Doherty began her working life at Maclean’s magazine in Toronto. Next, she worked for a digital publishing company in Paris, freelancing for The International Herald Tribune, La Tribune de Genève, and The Independent in London. Back in Canada, she studied creative writing at University of Toronto, Concordia University, and the Humber School for Writers, while founding and operating her own advertising production company, On Location Productions.

In 2015, Doherty released her award-winning debut novel, A Secret Music. A lifelong volunteer, she devotes time to the YMCA and the Douglas Institute and has served on the boards of the Royal Conservatory of Music, Québec Writer’s Federation, and Nazareth House, a shelter for the homeless and addicted. Doherty also volunteers with patients suffering from schizophrenia. Her latest book, The Ghost Garden, addresses the idea of the transformative power of compassionate connection to tackle mental illness — a burgeoning global health crisis.

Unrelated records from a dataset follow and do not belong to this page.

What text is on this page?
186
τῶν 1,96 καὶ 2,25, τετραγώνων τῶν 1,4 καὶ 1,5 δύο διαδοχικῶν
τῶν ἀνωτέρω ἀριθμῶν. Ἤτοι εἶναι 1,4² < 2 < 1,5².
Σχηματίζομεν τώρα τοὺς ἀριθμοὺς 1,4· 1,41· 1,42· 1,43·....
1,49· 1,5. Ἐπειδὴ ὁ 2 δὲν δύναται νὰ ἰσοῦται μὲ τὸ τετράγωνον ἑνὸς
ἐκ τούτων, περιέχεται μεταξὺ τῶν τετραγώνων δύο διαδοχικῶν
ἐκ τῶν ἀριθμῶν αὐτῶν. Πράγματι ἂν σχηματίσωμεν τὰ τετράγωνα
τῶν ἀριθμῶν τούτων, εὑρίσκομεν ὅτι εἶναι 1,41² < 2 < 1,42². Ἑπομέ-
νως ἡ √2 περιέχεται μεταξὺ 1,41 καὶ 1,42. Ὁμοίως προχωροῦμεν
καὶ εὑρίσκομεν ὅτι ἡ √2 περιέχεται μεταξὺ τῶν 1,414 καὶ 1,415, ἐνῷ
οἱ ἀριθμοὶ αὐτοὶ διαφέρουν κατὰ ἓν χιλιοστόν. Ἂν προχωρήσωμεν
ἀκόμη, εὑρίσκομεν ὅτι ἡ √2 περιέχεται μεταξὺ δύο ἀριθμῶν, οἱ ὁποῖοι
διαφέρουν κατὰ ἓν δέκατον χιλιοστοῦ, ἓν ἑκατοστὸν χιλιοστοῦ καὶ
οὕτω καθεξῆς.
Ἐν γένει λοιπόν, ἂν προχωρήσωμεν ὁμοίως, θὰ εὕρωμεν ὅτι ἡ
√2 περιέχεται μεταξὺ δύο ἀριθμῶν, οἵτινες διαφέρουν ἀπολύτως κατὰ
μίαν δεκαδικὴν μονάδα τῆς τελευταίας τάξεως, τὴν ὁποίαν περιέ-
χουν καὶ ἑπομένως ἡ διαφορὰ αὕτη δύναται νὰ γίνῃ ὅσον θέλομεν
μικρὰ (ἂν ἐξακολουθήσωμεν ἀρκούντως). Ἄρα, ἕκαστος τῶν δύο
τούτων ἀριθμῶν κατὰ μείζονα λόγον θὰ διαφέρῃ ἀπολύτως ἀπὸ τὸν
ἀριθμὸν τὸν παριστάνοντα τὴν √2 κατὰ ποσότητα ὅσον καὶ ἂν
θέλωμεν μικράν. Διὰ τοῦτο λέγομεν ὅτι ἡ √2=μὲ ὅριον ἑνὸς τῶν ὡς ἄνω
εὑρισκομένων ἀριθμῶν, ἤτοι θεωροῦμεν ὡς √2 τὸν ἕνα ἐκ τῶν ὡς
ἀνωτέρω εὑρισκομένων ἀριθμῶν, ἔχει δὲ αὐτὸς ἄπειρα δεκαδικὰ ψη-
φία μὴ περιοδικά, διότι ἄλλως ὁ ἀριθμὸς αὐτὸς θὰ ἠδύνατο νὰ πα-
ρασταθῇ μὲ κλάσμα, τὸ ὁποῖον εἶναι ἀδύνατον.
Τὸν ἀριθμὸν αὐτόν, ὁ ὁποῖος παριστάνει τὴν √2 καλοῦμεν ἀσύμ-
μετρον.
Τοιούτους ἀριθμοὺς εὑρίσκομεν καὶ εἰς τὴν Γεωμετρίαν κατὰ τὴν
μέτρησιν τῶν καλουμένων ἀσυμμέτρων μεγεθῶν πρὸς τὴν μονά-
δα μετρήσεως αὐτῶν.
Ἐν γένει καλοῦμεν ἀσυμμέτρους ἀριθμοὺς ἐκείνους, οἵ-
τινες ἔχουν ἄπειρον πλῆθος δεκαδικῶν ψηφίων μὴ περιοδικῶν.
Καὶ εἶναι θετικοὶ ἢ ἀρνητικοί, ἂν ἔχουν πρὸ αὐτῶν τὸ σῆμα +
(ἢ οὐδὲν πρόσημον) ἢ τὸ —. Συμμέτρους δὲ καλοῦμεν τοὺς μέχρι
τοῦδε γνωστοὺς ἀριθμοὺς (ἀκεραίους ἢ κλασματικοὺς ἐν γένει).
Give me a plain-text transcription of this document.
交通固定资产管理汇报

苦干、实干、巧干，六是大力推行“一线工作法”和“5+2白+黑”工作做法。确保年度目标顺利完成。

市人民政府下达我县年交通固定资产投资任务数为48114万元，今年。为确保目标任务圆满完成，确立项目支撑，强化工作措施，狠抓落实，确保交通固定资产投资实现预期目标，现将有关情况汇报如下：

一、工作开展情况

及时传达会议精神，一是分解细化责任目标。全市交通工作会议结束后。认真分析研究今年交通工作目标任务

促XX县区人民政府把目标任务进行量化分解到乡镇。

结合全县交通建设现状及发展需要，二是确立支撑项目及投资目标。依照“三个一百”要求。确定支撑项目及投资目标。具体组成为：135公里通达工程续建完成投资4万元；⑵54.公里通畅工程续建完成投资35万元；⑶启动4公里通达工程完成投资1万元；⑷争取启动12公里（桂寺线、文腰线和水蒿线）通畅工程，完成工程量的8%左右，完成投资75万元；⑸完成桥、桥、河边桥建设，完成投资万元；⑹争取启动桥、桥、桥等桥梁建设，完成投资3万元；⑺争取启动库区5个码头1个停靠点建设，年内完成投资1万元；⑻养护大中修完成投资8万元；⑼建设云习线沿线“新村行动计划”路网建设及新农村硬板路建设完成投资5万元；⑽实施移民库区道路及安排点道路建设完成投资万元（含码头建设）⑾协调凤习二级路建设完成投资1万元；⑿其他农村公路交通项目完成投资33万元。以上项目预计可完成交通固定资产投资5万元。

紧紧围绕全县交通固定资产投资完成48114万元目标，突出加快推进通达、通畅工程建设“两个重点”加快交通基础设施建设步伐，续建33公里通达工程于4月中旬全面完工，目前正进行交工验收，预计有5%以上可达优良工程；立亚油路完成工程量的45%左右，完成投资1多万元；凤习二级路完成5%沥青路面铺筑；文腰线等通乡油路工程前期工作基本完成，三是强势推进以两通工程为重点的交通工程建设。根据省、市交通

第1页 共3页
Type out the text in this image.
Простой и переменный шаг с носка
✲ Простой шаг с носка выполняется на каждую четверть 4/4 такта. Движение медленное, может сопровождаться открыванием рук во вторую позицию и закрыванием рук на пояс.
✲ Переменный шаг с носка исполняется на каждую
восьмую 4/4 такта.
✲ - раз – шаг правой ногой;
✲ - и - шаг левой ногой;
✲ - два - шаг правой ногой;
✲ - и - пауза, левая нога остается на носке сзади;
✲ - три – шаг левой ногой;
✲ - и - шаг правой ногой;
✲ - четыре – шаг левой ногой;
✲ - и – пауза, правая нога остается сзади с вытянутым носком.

Hannaford holds degrees from Concordia University, University of Toronto, and INSEAD in France. As a young teacher, he also served as director of Kilcoo Camp, a summer camp for boys. Hannaford has taught elementary and high school in Canada and served on the Faculty of International Business at the American University in Paris. As a teacher, he survived with his unique brand of energy and creativity. In Toronto, Hannaford was the founding headmaster of Kingsway College School (Canada) in 1989. He joined Royal St. George’s College School (Canada) in 1996 as headmaster, and remained until 2009, when he moved to Montréal and became headmaster of Selwyn House School (Canada). Enthusiastically philanthropic, Hannaford has raised more than CA$30 million for charities as a volunteer auctioneer, most notably for The Children’s Aid Foundation in Toronto.

Doherty and Hannaford have two children: Alisse, a medical resident in Boston, and Reid, a filmmaker in New York.

"Marriage is a verb and represents something to be earned. Laugh. Commiserate. Celebrate. Forgive. Love. Mental and physical illnesses are merely symptoms when genuine partnership can provide the tools for recovery."

Jean-Marc Vallée

Jean-Marc Vallée

Closing Plenary Session

C.R.A.Z.Y. and the Art of Trying to Define Yourself


Saturday, June 29
10:15 AM

Jean-Marc Vallée is a writer, director, and producer whose films include C.R.A.Z.Y., Café de Flore, Demolition, Wild, and Dallas Buyers Club, for which he received an Academy Award nomination. For television, he directed all eight episodes of the acclaimed HBO series Sharp Objects, nominated for three Golden Globes including best television limited series. Vallée also directed all seven episodes of Big Little Lies, which marked his first foray into premium television and garnered eight Emmy awards and four Golden Globes for the limited series. Along with Nathan Ross, Vallée formed the production company crazyrose. They have in development a film on John Lennon and Yoko Ono for Universal. Next up, Vallée will direct the limited series Gorilla and the Bird for HBO.